Well, I point you to many articles that consistently come out of Ireland, Italy, Germany, France, England, Serbia, Spain, and others I can't remember now. When I get a chance, I'll try to post a link with all of these articles in one place. Until then, please, I beg you. Trust me on this.

I have read many articles on cyclical Cushing's -- after searching high and low for them. These articles come primarily from our European friends. 

Common knowledge about cyclical Cushing's must be racing around the continent on those bullet trains (which I adore, by the way!).


1.    U. M. Graham,
2.    S. J. Hunter,
3.    M. McDonnell,
4.    K. R. Mullan and
5.    A. B. Atkinson
1.   Regional Centre for Endocrinology and Diabetes (U.M.G., S.J.H., K.R.M., A.B.A.) and Regional Endocrine Laboratory (M.McD.), Royal Victoria Hospital, Belfast BT12 6BA, United Kingdom
1.    Address all correspondence and requests for reprints to: Dr. Una Graham, Regional Centre for Endocrinology and Diabetes, Royal Victoria Hospital, Grosvenor Road, Belfast BT12 6BA, United Kingdom. E-mail:
Context: Cyclical Cushing's syndrome is detected in our center by collecting sequential early morning urine (EMU)* samples for cortisol to creatinine ratio over 28 d. The Endocrine Society suggests that nocturnal salivary cortisol (NSC)* may be used to assess patients for cyclical Cushing's. However, there is only very limited evidence that it correlates with early morning urine testing or that it demonstrates cycling over 28 d.

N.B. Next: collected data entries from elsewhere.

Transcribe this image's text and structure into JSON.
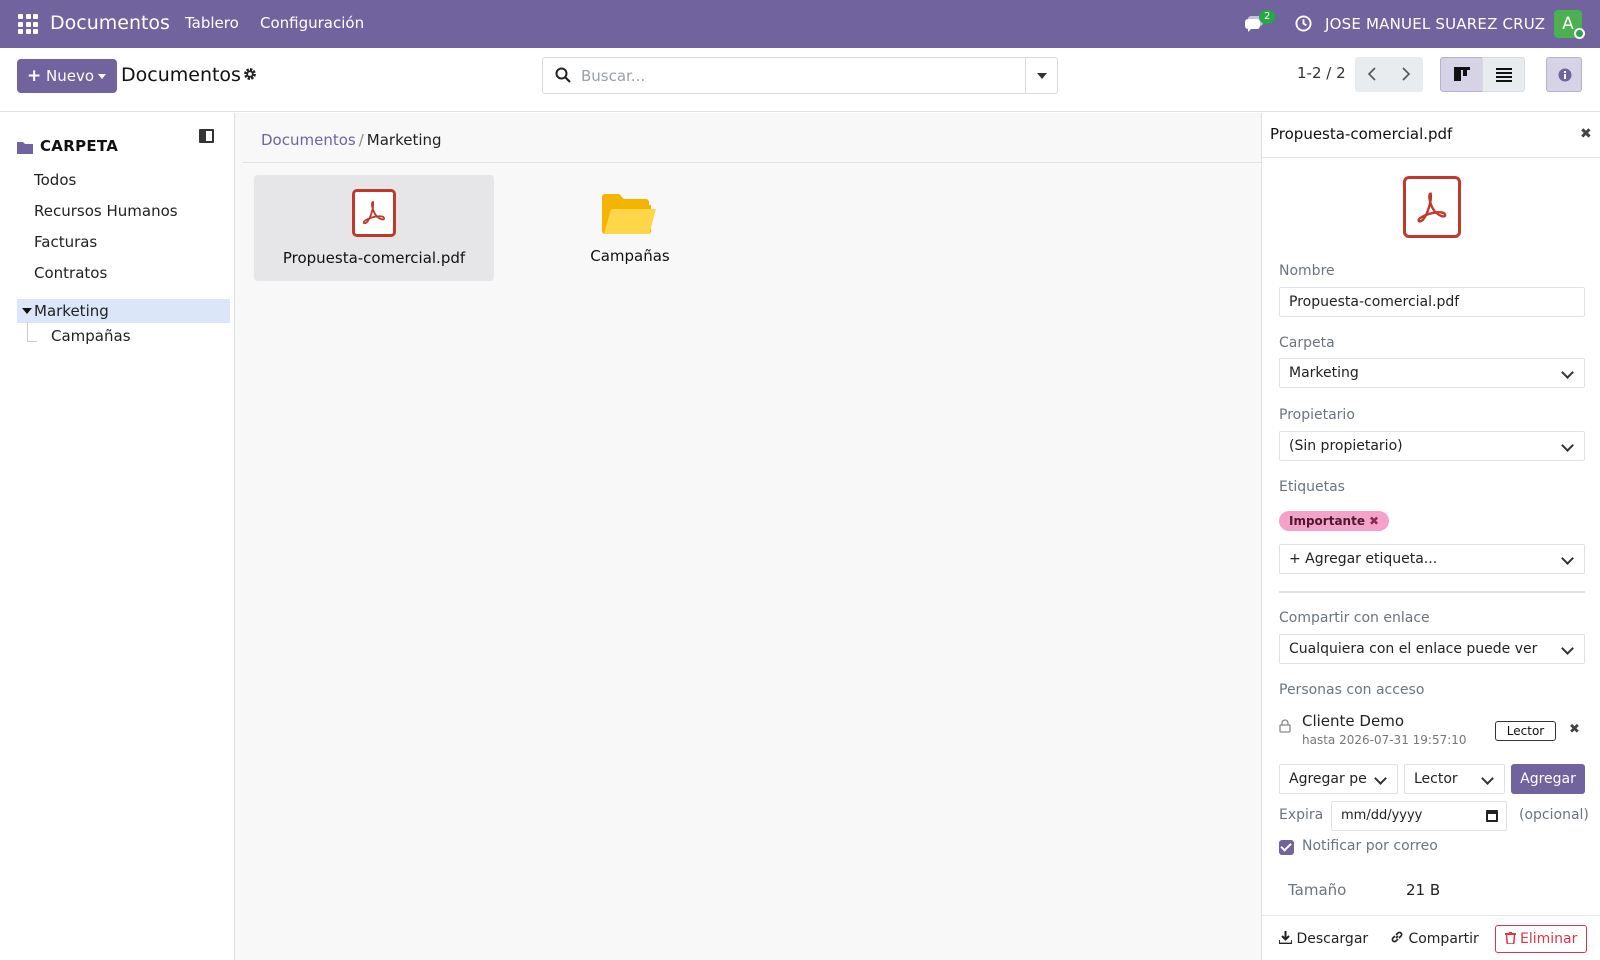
{
  "navbar": {
    "brand": "Documentos",
    "menu": [
      "Tablero",
      "Configuración"
    ],
    "chat_count": "2",
    "user_name": "JOSE MANUEL SUAREZ CRUZ",
    "avatar_letter": "A"
  },
  "control": {
    "new_label": "Nuevo",
    "title": "Documentos",
    "search_placeholder": "Buscar...",
    "pager": "1-2 / 2"
  },
  "sidebar": {
    "title": "CARPETA",
    "items": [
      "Todos",
      "Recursos Humanos",
      "Facturas",
      "Contratos",
      "Marketing"
    ],
    "active_item": "Marketing",
    "sub_items": [
      "Campañas"
    ]
  },
  "main": {
    "breadcrumb": [
      "Documentos",
      "Marketing"
    ],
    "cards": [
      {
        "name": "Propuesta-comercial.pdf",
        "icon": "pdf-icon"
      },
      {
        "name": "Campañas",
        "icon": "folder-icon"
      }
    ]
  },
  "panel": {
    "title": "Propuesta-comercial.pdf",
    "name_label": "Nombre",
    "name_value": "Propuesta-comercial.pdf",
    "folder_label": "Carpeta",
    "folder_value": "Marketing",
    "owner_label": "Propietario",
    "owner_value": "(Sin propietario)",
    "tags_label": "Etiquetas",
    "tag": "Importante",
    "add_tag": "+ Agregar etiqueta...",
    "share_label": "Compartir con enlace",
    "share_value": "Cualquiera con el enlace puede ver",
    "people_label": "Personas con acceso",
    "person_name": "Cliente Demo",
    "person_until": "hasta 2026-07-31 19:57:10",
    "person_role": "Lector",
    "add_person": "Agregar pe",
    "add_role": "Lector",
    "add_button": "Agregar",
    "expires_label": "Expira",
    "date_placeholder": "mm/dd/yyyy",
    "optional": "(opcional)",
    "notify_label": "Notificar por correo",
    "size_label": "Tamaño",
    "size_value": "21 B",
    "download": "Descargar",
    "share": "Compartir",
    "delete": "Eliminar"
  },
  "colors": {
    "brand": "#71639e",
    "pdf": "#c0392b",
    "folder": "#f5b400",
    "tag": "#f4a2c9",
    "danger": "#dc3545"
  }
}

Objective: We sought to correlate nocturnal salivary cortisol with early morning urine results collected the following morning and to determine whether nocturnal salivary cortisol could be used to detect cyclical Cushing's.

Design and Setting: An observation study of 28-d collections for nocturnal salivary cortisol and early morning urine was performed in a tertiary referral center over 1 yr.

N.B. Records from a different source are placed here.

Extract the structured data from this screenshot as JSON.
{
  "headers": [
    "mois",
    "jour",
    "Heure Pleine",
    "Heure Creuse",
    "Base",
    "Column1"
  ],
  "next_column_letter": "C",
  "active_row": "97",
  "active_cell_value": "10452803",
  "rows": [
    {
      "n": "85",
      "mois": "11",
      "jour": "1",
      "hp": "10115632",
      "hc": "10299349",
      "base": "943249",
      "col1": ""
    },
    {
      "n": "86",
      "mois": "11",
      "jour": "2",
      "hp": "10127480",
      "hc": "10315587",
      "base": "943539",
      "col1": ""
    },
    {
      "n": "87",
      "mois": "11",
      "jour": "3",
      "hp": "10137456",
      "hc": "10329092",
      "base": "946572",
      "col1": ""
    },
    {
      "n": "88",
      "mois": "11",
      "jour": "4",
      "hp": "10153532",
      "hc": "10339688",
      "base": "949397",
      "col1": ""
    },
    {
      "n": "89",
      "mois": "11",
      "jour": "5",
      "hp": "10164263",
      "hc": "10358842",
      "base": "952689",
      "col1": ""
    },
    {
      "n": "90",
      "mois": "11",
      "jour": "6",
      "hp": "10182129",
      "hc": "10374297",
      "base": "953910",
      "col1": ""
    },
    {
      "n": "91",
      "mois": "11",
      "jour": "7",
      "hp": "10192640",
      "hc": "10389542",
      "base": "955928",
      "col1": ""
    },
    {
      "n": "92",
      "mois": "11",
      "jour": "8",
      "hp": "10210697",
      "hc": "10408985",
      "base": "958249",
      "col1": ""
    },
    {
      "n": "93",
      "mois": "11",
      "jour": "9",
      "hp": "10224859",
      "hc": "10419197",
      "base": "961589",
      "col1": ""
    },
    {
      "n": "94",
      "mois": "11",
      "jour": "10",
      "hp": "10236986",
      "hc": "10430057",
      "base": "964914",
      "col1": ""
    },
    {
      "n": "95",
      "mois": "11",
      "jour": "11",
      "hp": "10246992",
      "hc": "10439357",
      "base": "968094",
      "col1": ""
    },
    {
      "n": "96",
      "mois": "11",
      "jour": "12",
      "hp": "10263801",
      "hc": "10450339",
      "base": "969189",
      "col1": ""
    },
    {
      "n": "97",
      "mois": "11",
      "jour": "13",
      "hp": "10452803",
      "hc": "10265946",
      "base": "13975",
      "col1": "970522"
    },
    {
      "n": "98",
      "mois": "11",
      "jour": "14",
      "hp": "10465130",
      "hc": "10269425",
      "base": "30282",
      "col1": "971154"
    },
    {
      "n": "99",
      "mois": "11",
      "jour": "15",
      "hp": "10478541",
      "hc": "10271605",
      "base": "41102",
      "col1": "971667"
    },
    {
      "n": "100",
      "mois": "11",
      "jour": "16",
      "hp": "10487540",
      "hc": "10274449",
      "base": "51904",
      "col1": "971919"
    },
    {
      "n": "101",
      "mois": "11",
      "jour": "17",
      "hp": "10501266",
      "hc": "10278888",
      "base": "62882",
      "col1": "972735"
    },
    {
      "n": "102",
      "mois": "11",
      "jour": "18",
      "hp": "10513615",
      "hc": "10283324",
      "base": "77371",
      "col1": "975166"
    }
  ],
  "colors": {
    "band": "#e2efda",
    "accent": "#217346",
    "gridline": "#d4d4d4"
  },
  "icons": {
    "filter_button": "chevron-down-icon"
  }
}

Patients: A 28-d collection of nocturnal salivary cortisol and early morning urine was performed in 10 patients with confirmed or suspected Cushing's syndrome.

Main Outcome Measure: The main outcome of the study was the correlation of salivary and urinary cortisol with graphical assessment of results for cycling.

Results: Eleven collections were performed. One patient with cyclical Cushing's completed the collection before and after cabergoline therapy. Two hundred seventy matched salivary and urinary results were correlated (r = 0.79; P < 0.001). In two patients with cyclical Cushing's, early morning urine and nocturnal salivary cortisol followed a similar cyclical pattern. In one patient with recurrent cyclical Cushing's, cortisol was elevated in both saliva and urine but with more prominent cycles in saliva.

Conclusion: Nocturnal salivary cortisol correlated well with early morning urine (EMU). Nocturnal salivary cortisol detected all cases of cyclical Cushing's. Therefore, nocturnal salivary cortisol may prove to be an additional option or replacement for early morning urine in detecting cyclical Cushing's syndrome.

* For ease of reading, blogger changed all EMU to early morning urines and all NSC to nocturnal salivary cortisol. A Cushie brain is far too foggy to keep even these simple conventions straight even when reading a brief article.